Часть 8 из 26 В начало
Для доступа к библиотеке пройдите авторизацию
– Вернусь, – сказал я. – Уж это точно. Успокойся и сигаретку держи аккуратнее – перину прожжешь, а она чужая…
Линда, полное впечатление, отошла от мимолетной вспышки. Лежала рядом, не озаботившись прикрыться периной, медленно пускала дым и смотрела в потолок.
– Да, то, что ты противник, особой роли не играло бы, – сказала она задумчиво. – В конце концов, всякое на войне случается. Знаешь, мой дедушка, отец отца, воевал с французами в прошлом столетии. И у него случился в одном городке очень пылкий роман с француженкой, настоящей баронессой. Ей бы полагалось его ненавидеть, как завоевателя, а она в него влюбилась, и он в нее тоже. Их полк стоял в том городке полтора месяца, а потом ушел на родину. Они так никогда больше не виделись, ни разу друг другу не написали, но дед лет через тридцать, когда писал военные воспоминания, и эту историю изложил очень подробно – все помнил… Он их не собирался отдавать в печать, толстый гроссбух так и стоял у отца в библиотеке, лет в шестнадцать я на него наткнулась и прочитала.
– Ну, это была совсем другая война… – сказал я.
– Я понимаю, – сказала Линда. – Тогда воевали только люди, а теперь еще и идеологии. Только вот… Я же говорила как-то: наша семья была не в восторге от наци и старалась держаться от идеологии подальше, насколько это было возможно. Не борцы, конечно… – Она вновь приподнялась на локте и пытливо заглянула мне в глаза: – А разве у вас таких не было, когда пришли наши войска? Таких людей, что не сотрудничали ни с немцами, ни с партизанами – просто старались выжить, как могли? Я все равно не поверю, если ты скажешь, что таких людей не было…
– Да были, – вздохнул я. – И немало… Линда, давай не будем об этом, что-то мы очень уж серьезную тему выбрали…
– Как скажешь, – покладисто согласилась Линда. – Можно я буду называть тебя Теодор?
– Конечно, – сказал я. – Ну какой я тебе теперь «господин майор»? Теодор – и всё тут…

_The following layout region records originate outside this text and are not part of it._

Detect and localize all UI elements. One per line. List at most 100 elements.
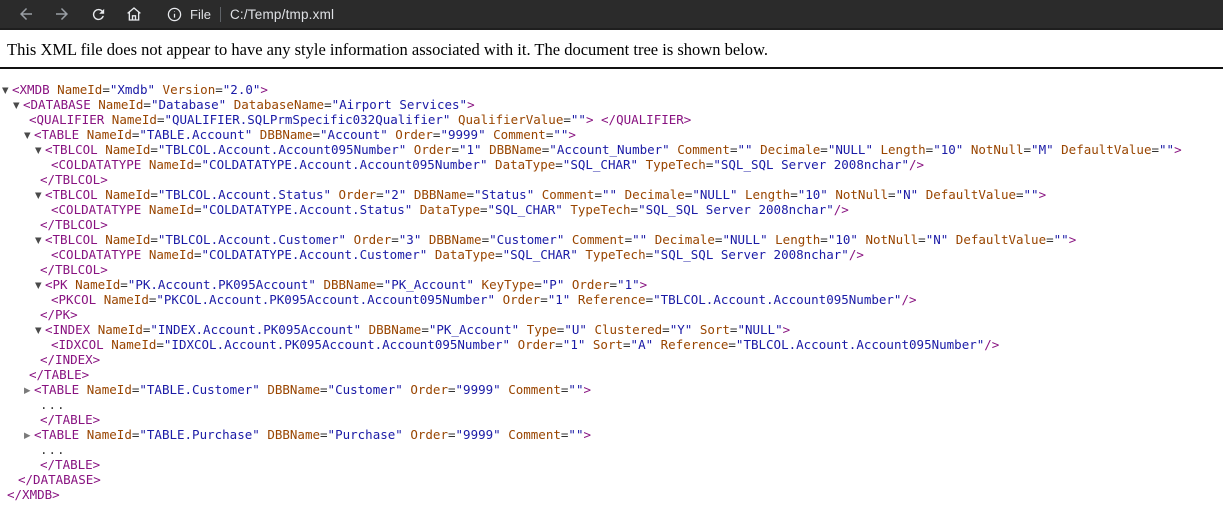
collapse-arrow-icon[interactable]: ▼ [35, 144, 45, 159]
collapse-arrow-icon[interactable]: ▼ [24, 129, 34, 144]
xml-token [570, 292, 578, 307]
xml-token: "2.0" [223, 82, 261, 97]
xml-token: = [215, 82, 223, 97]
xml-token: <COLDATATYPE [51, 157, 141, 172]
xml-token: NameId [87, 127, 132, 142]
xml-token: NotNull [865, 232, 918, 247]
xml-token: > [583, 427, 591, 442]
xml-token: "Database" [151, 97, 226, 112]
xml-token: = [820, 142, 828, 157]
xml-token: "PK_Account" [429, 322, 519, 337]
xml-token [963, 142, 971, 157]
collapse-arrow-icon[interactable]: ▼ [35, 189, 45, 204]
xml-token: Length [775, 232, 820, 247]
back-button[interactable] [8, 0, 44, 28]
xml-token: > [583, 382, 591, 397]
refresh-icon [90, 6, 107, 23]
xml-line: </TABLE> [0, 367, 1223, 382]
xml-line: ▼<TBLCOL NameId="TBLCOL.Account.Account0… [0, 142, 1223, 157]
xml-token: "N" [896, 187, 919, 202]
xml-token: <TBLCOL [45, 187, 98, 202]
xml-token: = [480, 202, 488, 217]
xml-token: = [376, 187, 384, 202]
xml-line: ▼<TBLCOL NameId="TBLCOL.Account.Status" … [0, 187, 1223, 202]
xml-line: ... [0, 442, 1223, 457]
xml-token: = [102, 82, 110, 97]
xml-token: = [467, 187, 475, 202]
xml-token [482, 142, 490, 157]
xml-token: = [1151, 142, 1159, 157]
xml-token [155, 82, 163, 97]
page-info-icon[interactable] [166, 6, 183, 23]
xml-token [653, 337, 661, 352]
xml-token: > [1069, 232, 1077, 247]
xml-token [346, 232, 354, 247]
address-bar[interactable]: File C:/Temp/tmp.xml [166, 0, 1223, 28]
xml-token [488, 157, 496, 172]
xml-token [918, 187, 926, 202]
xml-line: ▼<TABLE NameId="TABLE.Account" DBBName="… [0, 127, 1223, 142]
collapse-arrow-icon[interactable]: ▼ [35, 279, 45, 294]
xml-token [406, 187, 414, 202]
xml-token: <INDEX [45, 322, 90, 337]
xml-token: </TABLE> [40, 457, 100, 472]
xml-token: "P" [542, 277, 565, 292]
xml-line: </TBLCOL> [0, 217, 1223, 232]
xml-token: = [623, 337, 631, 352]
xml-token: NameId [105, 142, 150, 157]
xml-token: Comment [572, 232, 625, 247]
refresh-button[interactable] [80, 0, 116, 28]
home-button[interactable] [116, 0, 152, 28]
xml-token [510, 337, 518, 352]
xml-token: /> [849, 247, 864, 262]
collapse-arrow-icon[interactable]: ▼ [13, 99, 23, 114]
xml-token: Decimale [760, 142, 820, 157]
xml-line: </TBLCOL> [0, 262, 1223, 277]
xml-token: "" [571, 112, 586, 127]
xml-token [593, 112, 601, 127]
xml-token [768, 232, 776, 247]
xml-token: "9999" [456, 382, 501, 397]
xml-token: Decimale [625, 187, 685, 202]
xml-token: "QUALIFIER.SQLPrmSpecific032Qualifier" [164, 112, 450, 127]
xml-token [226, 97, 234, 112]
xml-token: "" [1024, 187, 1039, 202]
xml-token: /> [901, 292, 916, 307]
collapse-arrow-icon[interactable]: ▼ [35, 234, 45, 249]
xml-token: "" [568, 382, 583, 397]
xml-line: </DATABASE> [0, 472, 1223, 487]
collapse-arrow-icon[interactable]: ▼ [35, 324, 45, 339]
xml-token: Order [414, 142, 452, 157]
xml-token: = [156, 337, 164, 352]
expand-arrow-icon[interactable]: ▶ [24, 429, 34, 444]
xml-token: /> [909, 157, 924, 172]
xml-token: "TBLCOL.Account.Status" [158, 187, 331, 202]
xml-token: Comment [508, 382, 561, 397]
xml-token: = [150, 142, 158, 157]
xml-token [450, 112, 458, 127]
xml-token: = [888, 187, 896, 202]
xml-token: "3" [399, 232, 422, 247]
xml-token: TypeTech [570, 202, 630, 217]
xml-token: = [312, 127, 320, 142]
xml-line: ▶<TABLE NameId="TABLE.Customer" DBBName=… [0, 382, 1223, 397]
xml-token: <QUALIFIER [29, 112, 104, 127]
xml-token: > [467, 97, 475, 112]
xml-token: </TBLCOL> [40, 262, 108, 277]
url-text[interactable]: C:/Temp/tmp.xml [230, 7, 334, 22]
xml-token: /> [984, 337, 999, 352]
xml-token: = [625, 232, 633, 247]
xml-token: = [1046, 232, 1054, 247]
xml-token: TypeTech [585, 247, 645, 262]
xml-token: <COLDATATYPE [51, 202, 141, 217]
xml-token: Version [163, 82, 216, 97]
expand-arrow-icon[interactable]: ▶ [24, 384, 34, 399]
xml-token: = [646, 292, 654, 307]
xml-token [141, 202, 149, 217]
xml-token: "PKCOL.Account.PK095Account.Account095Nu… [156, 292, 495, 307]
forward-arrow-icon [53, 5, 71, 23]
xml-token: Comment [542, 187, 595, 202]
collapse-arrow-icon[interactable]: ▼ [2, 84, 12, 99]
forward-button[interactable] [44, 0, 80, 28]
back-arrow-icon [17, 5, 35, 23]
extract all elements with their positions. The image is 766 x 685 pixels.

Линда потерлась щекой о мое плечо и вдруг спросила с хорошо скрытым волнением:
– Теодор… Я смогу остаться с тобой?
Я медлил, сколько мог, но все же вынужден был сказать:
– Нет.
Она пытливо глянула мне в глаза:
– Ты не хочешь?
Линда лежала, тесно прижавшись ко мне, и я чувствовал, как она напряглась, как колотится ее сердце.
– Не во мне дело, – сказал я. – Будь моя воля, я бы с тобой не расставался, сколько возможно. Только от моих желаний ничего не зависит. Абсолютно ничего. Я тебе кратенько изложу ситуацию. Жизнь свое берет и на войне. У многих старших офицеров есть… постоянные подруги. Только это всегда девушки, которые тоже служат в армии. Правда, здесь, в Германии, появились и другие. Девушки, которых угнали сюда на работу из Советского Союза… а то и других стран, в свое время оккупированных вермахтом. На них тоже, в общем, смотрят сквозь пальцы, хоть и не везде. Но вот немки… Понимаешь, есть строгий приказ с самого верха: не поддерживать известных отношений с немками, пусть сами они сто раз согласны…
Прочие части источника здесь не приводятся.